In 2010, oncologist Siddhartha Mukherjee’s Pulitzer Prize-winning The Emperor of All Maladies offered a shocking historical past of most cancers and medical scientists’ ongoing analysis into methods to beat it. In 2016, he delivered a equally breathtaking remedy of genetic biology in The Gene. Now, in The Song of the Cell: An Exploration of Medicine and the New Human, Mukherjee tells the compelling story of cell biology and the ways in which mobile engineering might help us rethink what it means to be human.
Drawing on case research, interviews, visits with sufferers, scientific papers and historic archives, Mukherjee tries to grasp life in phrases of its smallest unit: the cell. As he places it, he’s listening to a cell’s “music” when he observes its anatomy and the approach it interacts with surrounding cells. For instance, the genes, proteins and pathways used by wholesome cells are “appropriated” or “commandeered” by most cancers cells. “Cancer, in short, is cell biology visualized in a pathological mirror,” Mukherjee writes.
Such data permits medical researchers and docs to think about how mobile remedy may modify a affected person’s mobile construction to deal with their illness or medical dysfunction.

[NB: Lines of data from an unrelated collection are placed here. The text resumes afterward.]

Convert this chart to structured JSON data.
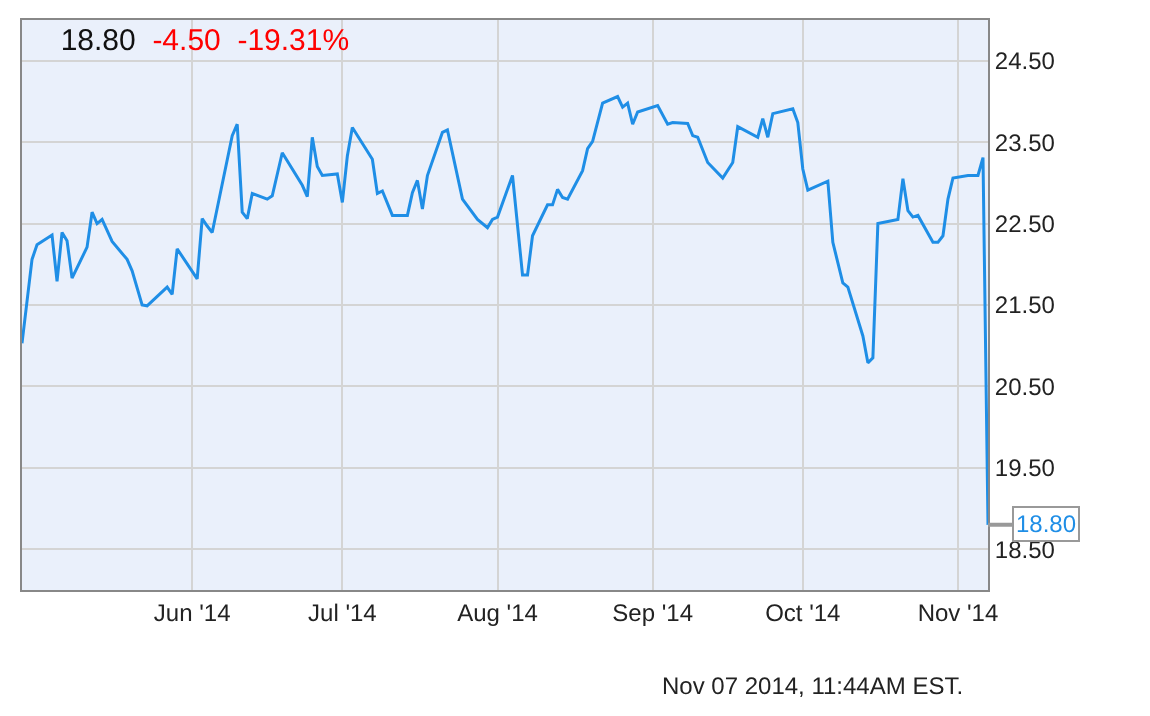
{
  "chart_data": {
    "type": "line",
    "title": "18.80",
    "subtitle": "-4.50  -19.31%",
    "x": [
      "2014-04-28",
      "2014-04-30",
      "2014-05-01",
      "2014-05-04",
      "2014-05-05",
      "2014-05-06",
      "2014-05-07",
      "2014-05-08",
      "2014-05-11",
      "2014-05-12",
      "2014-05-13",
      "2014-05-14",
      "2014-05-16",
      "2014-05-19",
      "2014-05-20",
      "2014-05-22",
      "2014-05-23",
      "2014-05-27",
      "2014-05-28",
      "2014-05-29",
      "2014-06-02",
      "2014-06-03",
      "2014-06-04",
      "2014-06-05",
      "2014-06-09",
      "2014-06-10",
      "2014-06-11",
      "2014-06-12",
      "2014-06-13",
      "2014-06-16",
      "2014-06-17",
      "2014-06-19",
      "2014-06-23",
      "2014-06-24",
      "2014-06-25",
      "2014-06-26",
      "2014-06-27",
      "2014-06-30",
      "2014-07-01",
      "2014-07-02",
      "2014-07-03",
      "2014-07-07",
      "2014-07-08",
      "2014-07-09",
      "2014-07-11",
      "2014-07-14",
      "2014-07-15",
      "2014-07-16",
      "2014-07-17",
      "2014-07-18",
      "2014-07-21",
      "2014-07-22",
      "2014-07-25",
      "2014-07-28",
      "2014-07-30",
      "2014-07-31",
      "2014-08-01",
      "2014-08-04",
      "2014-08-06",
      "2014-08-07",
      "2014-08-08",
      "2014-08-11",
      "2014-08-12",
      "2014-08-13",
      "2014-08-14",
      "2014-08-15",
      "2014-08-18",
      "2014-08-19",
      "2014-08-20",
      "2014-08-22",
      "2014-08-25",
      "2014-08-26",
      "2014-08-27",
      "2014-08-28",
      "2014-08-29",
      "2014-09-02",
      "2014-09-04",
      "2014-09-05",
      "2014-09-08",
      "2014-09-09",
      "2014-09-10",
      "2014-09-12",
      "2014-09-15",
      "2014-09-17",
      "2014-09-18",
      "2014-09-22",
      "2014-09-23",
      "2014-09-24",
      "2014-09-25",
      "2014-09-29",
      "2014-09-30",
      "2014-10-01",
      "2014-10-02",
      "2014-10-06",
      "2014-10-07",
      "2014-10-08",
      "2014-10-09",
      "2014-10-10",
      "2014-10-13",
      "2014-10-14",
      "2014-10-15",
      "2014-10-16",
      "2014-10-20",
      "2014-10-21",
      "2014-10-22",
      "2014-10-23",
      "2014-10-24",
      "2014-10-27",
      "2014-10-28",
      "2014-10-29",
      "2014-10-30",
      "2014-10-31",
      "2014-11-03",
      "2014-11-05",
      "2014-11-06",
      "2014-11-07"
    ],
    "series": [
      {
        "color": "#1f8ee6",
        "values": [
          21.03,
          22.06,
          22.24,
          22.36,
          21.79,
          22.39,
          22.29,
          21.83,
          22.21,
          22.64,
          22.5,
          22.55,
          22.28,
          22.06,
          21.92,
          21.5,
          21.49,
          21.72,
          21.63,
          22.19,
          21.82,
          22.56,
          22.47,
          22.39,
          23.58,
          23.72,
          22.64,
          22.56,
          22.87,
          22.8,
          22.84,
          23.37,
          22.97,
          22.83,
          23.56,
          23.2,
          23.09,
          23.11,
          22.76,
          23.33,
          23.68,
          23.29,
          22.87,
          22.9,
          22.6,
          22.6,
          22.88,
          23.03,
          22.68,
          23.09,
          23.62,
          23.65,
          22.8,
          22.55,
          22.45,
          22.55,
          22.58,
          23.09,
          21.87,
          21.87,
          22.35,
          22.73,
          22.73,
          22.92,
          22.82,
          22.8,
          23.15,
          23.42,
          23.51,
          23.98,
          24.06,
          23.93,
          23.98,
          23.72,
          23.87,
          23.95,
          23.72,
          23.74,
          23.73,
          23.58,
          23.56,
          23.25,
          23.06,
          23.25,
          23.69,
          23.56,
          23.79,
          23.56,
          23.85,
          23.91,
          23.74,
          23.17,
          22.91,
          23.02,
          22.27,
          22.02,
          21.77,
          21.72,
          21.12,
          20.79,
          20.85,
          22.5,
          22.55,
          23.05,
          22.66,
          22.58,
          22.6,
          22.27,
          22.27,
          22.35,
          22.8,
          23.06,
          23.09,
          23.09,
          23.31,
          18.8
        ]
      }
    ],
    "xlim": [
      "2014-04-28",
      "2014-11-07"
    ],
    "xticks": [
      {
        "value": "2014-06-01",
        "label": "Jun '14"
      },
      {
        "value": "2014-07-01",
        "label": "Jul '14"
      },
      {
        "value": "2014-08-01",
        "label": "Aug '14"
      },
      {
        "value": "2014-09-01",
        "label": "Sep '14"
      },
      {
        "value": "2014-10-01",
        "label": "Oct '14"
      },
      {
        "value": "2014-11-01",
        "label": "Nov '14"
      }
    ],
    "ylim": [
      18,
      25
    ],
    "yticks": [
      {
        "value": 18.5,
        "label": "18.50"
      },
      {
        "value": 19.5,
        "label": "19.50"
      },
      {
        "value": 20.5,
        "label": "20.50"
      },
      {
        "value": 21.5,
        "label": "21.50"
      },
      {
        "value": 22.5,
        "label": "22.50"
      },
      {
        "value": 23.5,
        "label": "23.50"
      },
      {
        "value": 24.5,
        "label": "24.50"
      }
    ],
    "grid": true,
    "line_style": "solid",
    "marker": "none",
    "annotations": [
      {
        "text": "18.80",
        "x": "2014-11-07",
        "y": 18.8
      },
      "Nov 07 2014, 11:44AM EST."
    ]
  }
}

In one case, a lady named Emily Whitehead, who was recognized with acute lymphoblastic leukemia, obtained CAR T-cell remedy: Her personal T-cells have been extracted, modified to focus on her illness and infused again into her physique. Although there was an preliminary setback as a result of of an an infection, the mobile remedy succeeded. Mukherjee consists of different tales like Whitehead’s, in addition to these of heroes reminiscent of Rudolf Virchow, who found that “it isn’t sufficient to locate a disease in an organ; it’s necessary to understand which cells of the organ are responsible”; John Snow, the founder of germ idea; and Frederick Banting and Charles Best, who found insulin.
According to Mukherjee, the cell sings of a brand new human who’s “rebuilt anew with modified cells [and] who looks and feels (mostly) like you and me.” Using mobile engineering, he writes, “we’ve altered these humans to alleviate suffering, using a science that had to be handcrafted and carved with unfathomable labor and love, and technologies so ingenious that they stretch credulity: such as fusing a cancer cell with an immune cell to produce an immortal cell to cure cancer.” Captivating and provocative, The Song of the Cell encourages us to rethink historic approaches to medical science and picture how mobile biology can reshape medication and public well being.